Illustration : Momie de nourrisson égyptien @ MNHN - J.C. Domenech
Rencontre avec Éloïse Quétel
« Les momies ont toujours suscité à la fois fascination et répulsion », explique la co-commissaire d’exposition, Éloïse Quétel. En plaçant cette ambivalence au cœur du parcours, elle invite, avec le co-commissaire scientifique Pascal Sellier et les commissaires muséographiques Eve Bouzeret et Bérivan Ozcan, le visiteur à s’interroger sur les raisons pour lesquelles, depuis des millénaires, l’humanité cherche à retenir le corps. « La momification n’est pas une curiosité, mais un geste profondément humain, rappelle Éloïse Quétel. Partout, elle répond au même besoin : maintenir un lien entre les vivants et les morts. »
Grâce à ce thème, cette exposition met à l’honneur, pour les dix ans de la réouverture du Musée de l’Homme, l’une des quatre plus vastes collections de momies au monde. « Le Musée de l’Homme conserve 70 corps complets de défunts momifiés », souligne la co-commissaire. Conservatrice-restauratrice du patrimoine, formée à la conservation des restes humains et matériaux organiques, Eloïse Quétel a consacré quatre ans à ces collections. Après un stage au Musée de l’Homme au sein de l’atelier de restauration des momies et restes humains organiques en 2013, elle en assure la gestion et la conservation, avant de prendre la tête des collections médicales et d’anatomie pathologique de Sorbonne Université.
Déconstruire les clichés et retrouver le sens
Loin du mythe égyptien ou de l’image de Rascar Capac, l’exposition Momies montre la diversité des pratiques funéraires à travers le monde. Le visiteur découvre une fresque culturelle où se côtoient momies andine, égyptienne, guanche, européennes ou asiatique. Les plus anciennes, celles des Chinchorros du Chili, remontent à près de 9 000 ans, les plus récentes, comme celles du XVIIᵉ siècle en Europe, témoignent des débuts de l’embaumement moderne.
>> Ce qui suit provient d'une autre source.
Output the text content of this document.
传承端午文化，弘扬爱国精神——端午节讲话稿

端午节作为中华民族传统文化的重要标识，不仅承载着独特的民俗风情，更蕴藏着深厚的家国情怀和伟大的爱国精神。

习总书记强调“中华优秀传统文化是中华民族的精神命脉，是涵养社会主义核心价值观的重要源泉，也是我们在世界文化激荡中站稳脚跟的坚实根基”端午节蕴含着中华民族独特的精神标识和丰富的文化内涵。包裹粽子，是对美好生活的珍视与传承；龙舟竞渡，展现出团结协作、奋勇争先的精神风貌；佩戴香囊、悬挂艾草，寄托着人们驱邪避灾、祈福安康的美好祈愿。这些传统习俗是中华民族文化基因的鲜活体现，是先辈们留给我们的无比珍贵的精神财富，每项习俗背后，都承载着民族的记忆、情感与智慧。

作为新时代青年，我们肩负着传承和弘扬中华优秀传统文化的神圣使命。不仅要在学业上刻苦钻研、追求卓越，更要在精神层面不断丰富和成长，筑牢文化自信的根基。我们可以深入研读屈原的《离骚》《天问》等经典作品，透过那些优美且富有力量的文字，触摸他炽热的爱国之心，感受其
L’exposition entend dépasser les images véhiculées par la culture populaire à travers un parcours structuré en quatre grands volets : la rencontre avec les défunts momifiés, les rituels funéraires et leurs gestes techniques ; l’histoire des collections muséales ; et la recherche scientifique contemporaine.
Neuf destins singuliers
Parmi les 70 défunts momifiés conservés au Musée de l’Homme, six ont été sélectionnés pour l’exposition. Trois autres momies proviennent d’autres collections. Ces neuf individus tendent à représenter la variété géographique et culturelle de la momification. Tous racontent une histoire. La femme dite « des Chulpas » de Bolivie, enveloppée dans des étoffes et parée d’un collier d’argent figurant un condor, témoigne du statut privilégié de certaines élites andines. Un jeune guerrier Chachapoya, le « peuple des nuages » du Pérou, a été retrouvé en position fœtale, opéré d’une trépanation visible à l’arrière du crâne. La « reine guanche » des Canaries, soigneusement enroulée dans des peaux de chèvre cousues à l’aide de tendons, fascine par l’extraordinaire conservation de ses veines, de ses mains et de ses ongles. À ses côtés, un nourrisson égyptien porte un masque doré et un plastron de perles, tandis que le petit garçon des Martres-d’Artière, découvert en 1752 dans un sarcophage de plomb près de Clermont-Ferrand, rappelle les superstitions de l’Europe des Lumières : tantôt perçu comme saint, tantôt comme diabolique, son corps fut ballotté entre les fidèles et les scientifiques avant d’intégrer les premières collections royales au Jardin des plantes.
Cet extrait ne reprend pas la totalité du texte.